More Violence in Egypt as Corruption Remains

February 5, 2013

It’s been more than two years since anti-government protests began in Egypt. Since then, the government’s been replaced, citizens gained their right to vote, and a new president has been sworn in; however, protests in Egypt have started again, and some of them have turned violent.

Egyptians are frustrated because revolutionaries haven’t been able to translate the protests that brought down the former government into greater political action and reform. Egyptian courts are seen as politicized, police have not been reformed, and citizens do not have due process protections. Protesters are furious over the abusive treatment Egyptians receive at the hands of security forces.

Egypt’s interior minister did offer a rare apology over the weekend after officers under his command were seen on television beating a naked man two blocks from the president’s palace.  The spectacle of Hamada Saber’s beating revived bitterness at Egypt’s police force, whose record of brutality helped set off the original revolt against Hosni Mubarak, the former president, and served as a reminder that nearly two years later, the new president, Mohamed Morsi, had taken few steps to reform the police.

A protester uses a loudhailer as she chants anti-Mursi slogans during a protest in front of the presidential palace in Cairo

The latest violence has deepened a sense of crisis in Egypt. The country’s quarreling political forces, supporters and opponents of President Morsi, have blamed each other.

The current ruling party in Egypt is the Muslim Brotherhood, and they have struggled with their leadership role. The Brotherhood was an oppressed group before the anti-government protests began, and they have had difficulty with the challenges of their new position.

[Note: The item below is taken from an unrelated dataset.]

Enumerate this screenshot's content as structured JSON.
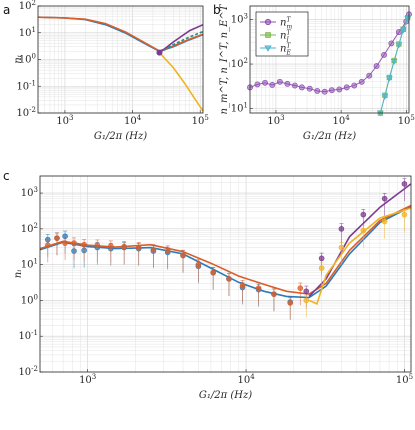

The seven million bureaucrats that work in Egypt’s government have kept their jobs under Morsi; therefore the endemic corruption and bribe taking that has plagued Egypt has not been addressed. Furthermore, the Brotherhood have been so focused on seeing their Islamist constitution become law that they have ignored almost all other grievances. The Brotherhood  rammed their constitution through to approval in December.

Since becoming the president of Egypt as the candidate of the Muslim Brotherhood, Mr. Morsi has focused on turning Egypt into an Islamist state. Possibly because he doesn’t want to give any momentum to the secularist opposition, Mr. Morsi has not done any reforms that could alienate government workers or weaken his power base. Therefore, the little political capital that Morsi had not invested in shaping Egypt’s constitution has been focused on foreign policy. Here, Morsi is taking a page out of the North Korea playbook where he is attempting to shift attention away from internal politics. By shifting national focus to outside the country, Morsi is in less danger of offending government interest groups. Of course, so far he is failing to change the national subject.

Morsi has sought to reassert Egypt’s historical leadership role in regional affairs. In doing so, Morsi has tried to place Egypt at the center of negotiations to end the Syrian civil war. He has also warmed relations with Iran. Morsi rightly believes that if he can paint himself as a peacemaker, it will quell some of his political opposition. In that vein, Morsi has called for a national dialogue within Egypt as a response to the country’s ongoing violence.

Egypt’s Coptic Christian pope sharply criticized Morsi and the Brotherhood in an interview with The Associated Press earlier today, saying that the new constitution is discriminatory, because under it Egypt’s Christians are being treated as a minority.

The comments by Pope Tawadros II reflected the political stance, historically unusual for a Coptic Pope, that he has taken since being enthroned in November as the spiritual leader of the Copts, the main community of Egypt’s Christians. Christians are increasingly worried over the power of Islamists in the country.

Tawadros dismissed Morsi’s call for national dialogue as a way to dispel criticism that his government concentrates power in the Brotherhood without reforming corruption. Most secularist opposition parties have refused to join the dialogue, as has the Coptic Church, calling it mere window dressing.

“We will actively take part in any national dialogue that would benefit the nation,” Tawadros told The AP. “But when a dialogue ends before it starts and none of its results are implemented then we do not take part.”